Your songs have since come to be covered by everyone from Emmylou Harris to Jessica Simpson. What is it like to hear your song sung by someone else? Once you write a song and put it out on a record, or however you get it out there these days, it’s almost as though you have given it away. It’s like they’re your little kids and you’re sending them off to school. You know what I mean? They become everybody’s. Ideally, if it’s a good song, then a lot of people will want to sing it.
Presumably there have been highs and lows? I have heard one or two covers that really knocked me out in a good way, and then there have been one or two that have knocked me out in not such a good way. But I’m not going to say which ones are which. (Laughs.)
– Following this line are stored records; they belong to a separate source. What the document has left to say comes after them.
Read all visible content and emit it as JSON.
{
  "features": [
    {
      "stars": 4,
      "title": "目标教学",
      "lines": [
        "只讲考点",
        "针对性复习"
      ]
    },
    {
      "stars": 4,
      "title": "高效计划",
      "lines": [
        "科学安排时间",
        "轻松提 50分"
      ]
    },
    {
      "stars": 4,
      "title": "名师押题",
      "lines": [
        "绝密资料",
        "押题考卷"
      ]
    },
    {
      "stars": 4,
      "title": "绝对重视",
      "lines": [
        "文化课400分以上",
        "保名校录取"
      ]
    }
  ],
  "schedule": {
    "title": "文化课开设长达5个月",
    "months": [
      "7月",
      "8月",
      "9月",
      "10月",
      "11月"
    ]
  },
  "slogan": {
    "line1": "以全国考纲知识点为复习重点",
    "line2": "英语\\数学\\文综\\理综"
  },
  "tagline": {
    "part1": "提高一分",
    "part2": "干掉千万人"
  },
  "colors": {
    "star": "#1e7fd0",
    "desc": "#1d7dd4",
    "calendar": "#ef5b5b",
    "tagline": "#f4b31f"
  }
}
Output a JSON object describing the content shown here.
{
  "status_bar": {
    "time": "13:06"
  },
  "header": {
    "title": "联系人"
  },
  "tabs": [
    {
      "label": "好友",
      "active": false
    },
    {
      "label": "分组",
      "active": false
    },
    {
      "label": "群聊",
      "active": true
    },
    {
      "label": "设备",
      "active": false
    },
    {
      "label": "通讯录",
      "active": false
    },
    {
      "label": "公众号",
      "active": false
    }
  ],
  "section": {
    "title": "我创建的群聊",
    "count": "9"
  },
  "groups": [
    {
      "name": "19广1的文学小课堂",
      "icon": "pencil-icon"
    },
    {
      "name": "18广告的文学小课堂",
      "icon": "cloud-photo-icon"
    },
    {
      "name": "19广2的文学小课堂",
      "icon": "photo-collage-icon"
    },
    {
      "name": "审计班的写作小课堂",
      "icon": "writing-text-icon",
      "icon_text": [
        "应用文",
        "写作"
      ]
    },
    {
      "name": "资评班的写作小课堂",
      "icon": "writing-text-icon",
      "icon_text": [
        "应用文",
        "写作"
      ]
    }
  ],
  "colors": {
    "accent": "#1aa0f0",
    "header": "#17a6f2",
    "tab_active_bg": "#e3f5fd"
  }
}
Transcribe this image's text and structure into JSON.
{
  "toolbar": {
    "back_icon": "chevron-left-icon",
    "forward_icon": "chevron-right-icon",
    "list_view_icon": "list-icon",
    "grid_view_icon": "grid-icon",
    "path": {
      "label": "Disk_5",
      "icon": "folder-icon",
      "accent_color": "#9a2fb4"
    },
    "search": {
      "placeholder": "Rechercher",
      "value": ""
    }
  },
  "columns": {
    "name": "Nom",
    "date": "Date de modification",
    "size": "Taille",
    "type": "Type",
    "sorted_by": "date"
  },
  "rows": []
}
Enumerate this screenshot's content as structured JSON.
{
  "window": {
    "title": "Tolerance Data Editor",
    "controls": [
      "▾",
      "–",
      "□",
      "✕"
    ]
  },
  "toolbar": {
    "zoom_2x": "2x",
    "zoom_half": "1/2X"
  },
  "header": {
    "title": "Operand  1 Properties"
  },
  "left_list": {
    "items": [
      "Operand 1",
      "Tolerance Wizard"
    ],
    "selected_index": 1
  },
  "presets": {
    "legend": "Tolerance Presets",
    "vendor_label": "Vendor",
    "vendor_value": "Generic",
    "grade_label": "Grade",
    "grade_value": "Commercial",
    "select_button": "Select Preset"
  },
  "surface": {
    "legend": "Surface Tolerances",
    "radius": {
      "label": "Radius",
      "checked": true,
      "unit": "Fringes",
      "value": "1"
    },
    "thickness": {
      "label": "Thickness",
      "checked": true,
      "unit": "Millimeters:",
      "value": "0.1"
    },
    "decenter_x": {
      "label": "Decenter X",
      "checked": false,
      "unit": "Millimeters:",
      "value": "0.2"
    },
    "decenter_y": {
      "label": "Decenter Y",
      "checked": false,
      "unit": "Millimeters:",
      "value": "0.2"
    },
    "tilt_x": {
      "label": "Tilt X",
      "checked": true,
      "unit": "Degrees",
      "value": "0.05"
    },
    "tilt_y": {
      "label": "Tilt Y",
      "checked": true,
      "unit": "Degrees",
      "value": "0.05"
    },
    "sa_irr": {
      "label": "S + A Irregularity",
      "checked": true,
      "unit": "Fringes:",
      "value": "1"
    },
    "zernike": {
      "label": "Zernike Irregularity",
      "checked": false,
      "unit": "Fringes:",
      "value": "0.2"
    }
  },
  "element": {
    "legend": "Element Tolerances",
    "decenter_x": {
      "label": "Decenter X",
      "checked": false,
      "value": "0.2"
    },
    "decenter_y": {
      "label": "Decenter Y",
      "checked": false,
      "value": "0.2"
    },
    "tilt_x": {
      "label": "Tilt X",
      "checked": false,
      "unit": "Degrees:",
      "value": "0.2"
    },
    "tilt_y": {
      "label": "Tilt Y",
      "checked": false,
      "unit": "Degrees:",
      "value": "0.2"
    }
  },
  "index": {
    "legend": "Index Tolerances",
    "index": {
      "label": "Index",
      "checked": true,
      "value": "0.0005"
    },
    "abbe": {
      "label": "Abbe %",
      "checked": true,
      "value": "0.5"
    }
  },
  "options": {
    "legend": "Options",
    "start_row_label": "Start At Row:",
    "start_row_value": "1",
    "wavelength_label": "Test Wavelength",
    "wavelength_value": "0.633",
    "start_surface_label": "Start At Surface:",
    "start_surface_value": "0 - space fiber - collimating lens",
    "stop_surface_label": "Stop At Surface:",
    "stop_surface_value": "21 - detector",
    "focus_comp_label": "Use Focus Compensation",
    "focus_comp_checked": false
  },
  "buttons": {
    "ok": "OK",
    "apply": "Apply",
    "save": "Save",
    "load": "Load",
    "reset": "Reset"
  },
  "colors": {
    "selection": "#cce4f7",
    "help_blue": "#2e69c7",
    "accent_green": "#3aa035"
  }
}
Do you actively listen to your contemporaries? I don’t listen to singer/songwriters anymore. And people are always pointing out new musicians to me, and I’m sure they’re great, but that form for me is not something my ears are attracted to at the moment. I think because I am in that world and I’ve heard a lot of it. For years I couldn’t even listen to English! I was listening to songs in Icelandic and Spanish and French.
What are you listening to at the moment? There are so many different styles of singing and I’m fascinated right now by how beautiful and natural a voice can be and all the different places it can take you.
For instance? I have developed a huge fascination with George Strait because I noticed that every time I hear him sing I would feel [like] it’s all going to be okay. There’s something about his voice that takes you straight out of panic and puts you in a place where everything’s going to be all right. And that’s a very powerful thing to have in a voice.